The Anchorage city government is looking to save money on health care costs by hiring a Seattle-based company to run a medical clinic for some of its employees, much as the Anchorage School District did a few months ago.
Anchorage Municipal Manager Mike Abbott said Tuesday that the city was in negotiations with the company, Vera Whole Health, to create a primary care clinic to serve about 1,500 employees and their families on the municipality's self-funded health insurance plan. Ona Brause, the mayor's acting chief of staff, said at a June meeting that the city hoped to have the clinic opened before the end of the year.
In September, Vera Whole Health is opening a medical clinic for Anchorage School District employees and their dependents. The Midtown Anchorage clinic will provide primary care, health coaching, basic lab services and some prescription medicine at a fixed cost to the district.
Abbott said the municipality was evaluating contracting with the company for a "similar suite of services." He said he could not yet discuss costs.
The Anchorage School District hired Vera Whole Health earlier this year to open a health care clinic in an effort to cut rising medical costs, catch health problems early and provide quality medical care, said Todd Hess, school district chief human resources officer.
The school district clinic will serve as an optional medical hub for the roughly 4,500 people on the district's self-insured health care plan, according to the district.
For the clinic's services, the district will pay Vera Whole Health a flat annual fee of about $2.3 million.
Ryan Schmid, Vera Whole Health chief executive, said the company generally does not bill patients for health care services, but patients with a health savings account would have to pay a "small fee for nonpreventive visits," such as an appointment for an ear infection.
"This is due to IRS regulations," he said.
Schmid said Vera Whole Health achieves cost savings by providing patients with 30- to 60-minute appointments, and in that time the health care provider "can capture 80 to 90 percent of the care most people need."
"This dramatically reduces the amount of specialty care and diagnostics that patients otherwise would receive," he said.
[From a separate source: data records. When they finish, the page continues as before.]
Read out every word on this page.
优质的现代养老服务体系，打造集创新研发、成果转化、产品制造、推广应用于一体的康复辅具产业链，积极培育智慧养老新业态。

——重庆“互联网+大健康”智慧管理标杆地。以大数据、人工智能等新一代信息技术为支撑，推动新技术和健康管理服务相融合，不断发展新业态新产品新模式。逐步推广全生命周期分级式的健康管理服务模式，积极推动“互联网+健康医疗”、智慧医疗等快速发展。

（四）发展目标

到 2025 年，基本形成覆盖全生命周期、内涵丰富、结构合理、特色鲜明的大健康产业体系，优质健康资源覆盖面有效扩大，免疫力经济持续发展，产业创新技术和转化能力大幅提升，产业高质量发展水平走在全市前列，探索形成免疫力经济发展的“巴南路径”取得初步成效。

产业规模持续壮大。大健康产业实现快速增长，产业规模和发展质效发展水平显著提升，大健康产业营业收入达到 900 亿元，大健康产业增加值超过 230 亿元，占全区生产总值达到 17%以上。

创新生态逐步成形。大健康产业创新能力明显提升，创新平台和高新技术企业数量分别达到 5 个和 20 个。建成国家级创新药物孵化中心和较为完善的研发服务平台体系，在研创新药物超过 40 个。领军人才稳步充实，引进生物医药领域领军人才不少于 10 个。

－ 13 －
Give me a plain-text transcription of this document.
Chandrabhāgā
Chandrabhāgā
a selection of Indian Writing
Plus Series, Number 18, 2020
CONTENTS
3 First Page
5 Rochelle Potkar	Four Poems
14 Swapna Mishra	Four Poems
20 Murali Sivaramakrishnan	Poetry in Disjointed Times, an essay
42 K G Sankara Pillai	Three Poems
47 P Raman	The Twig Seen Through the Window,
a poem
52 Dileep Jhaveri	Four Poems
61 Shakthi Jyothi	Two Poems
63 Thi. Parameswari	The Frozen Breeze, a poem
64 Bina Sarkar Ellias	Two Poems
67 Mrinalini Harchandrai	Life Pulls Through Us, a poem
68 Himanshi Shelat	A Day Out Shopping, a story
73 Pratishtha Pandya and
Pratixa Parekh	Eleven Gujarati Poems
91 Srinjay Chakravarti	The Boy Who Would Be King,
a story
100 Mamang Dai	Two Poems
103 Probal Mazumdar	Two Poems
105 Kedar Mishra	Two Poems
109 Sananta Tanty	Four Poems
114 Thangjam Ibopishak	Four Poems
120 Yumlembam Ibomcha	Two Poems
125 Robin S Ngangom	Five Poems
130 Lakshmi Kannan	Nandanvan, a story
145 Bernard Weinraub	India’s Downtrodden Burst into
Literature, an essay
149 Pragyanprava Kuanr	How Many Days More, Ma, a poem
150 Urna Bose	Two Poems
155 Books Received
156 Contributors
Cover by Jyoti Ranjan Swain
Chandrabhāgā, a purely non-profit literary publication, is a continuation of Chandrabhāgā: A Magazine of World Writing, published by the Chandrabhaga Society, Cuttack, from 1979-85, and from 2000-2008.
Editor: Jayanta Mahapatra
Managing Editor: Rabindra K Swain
If the clinic cannot treat a condition, he said, staff tries to refer patients to "high-quality and low-cost physicians within network."
The school district estimates that the new medical clinic will reduce costs by at least 12 percent during the initial three-year contract with Vera Whole Health.
"That means there are more teachers in the classrooms, more supplies, more books for kids," Hess said in an interview Thursday.
Hess said that once the Municipality of Anchorage health clinic opens, district employees will be able to use either site. The clinic is optional, he said, and the district plans to offer incentives to employees who use it.
Abbott said the municipality expects to bring a contract for a medical clinic to the Anchorage Assembly later this summer. The Assembly must approve the contract.
Schmid declined to comment on Vera Whole Health's negotiations with the municipality since it did not yet have a contract, but he said the company planned to open two clinics in Alaska this year. He said the company was also talking to two additional Alaska organizations about opening clinics, but declined to name them.
The rapidly expanding Vera Whole Health currently runs nine clinics in Oregon, Washington and Arizona. Schmid said that on average, 70 percent of eligible employees attended the medical clinics in their first year of operation.
About the company's move into Alaska, he said, "We're really excited and we're also really committed to becoming part of the medical neighborhood."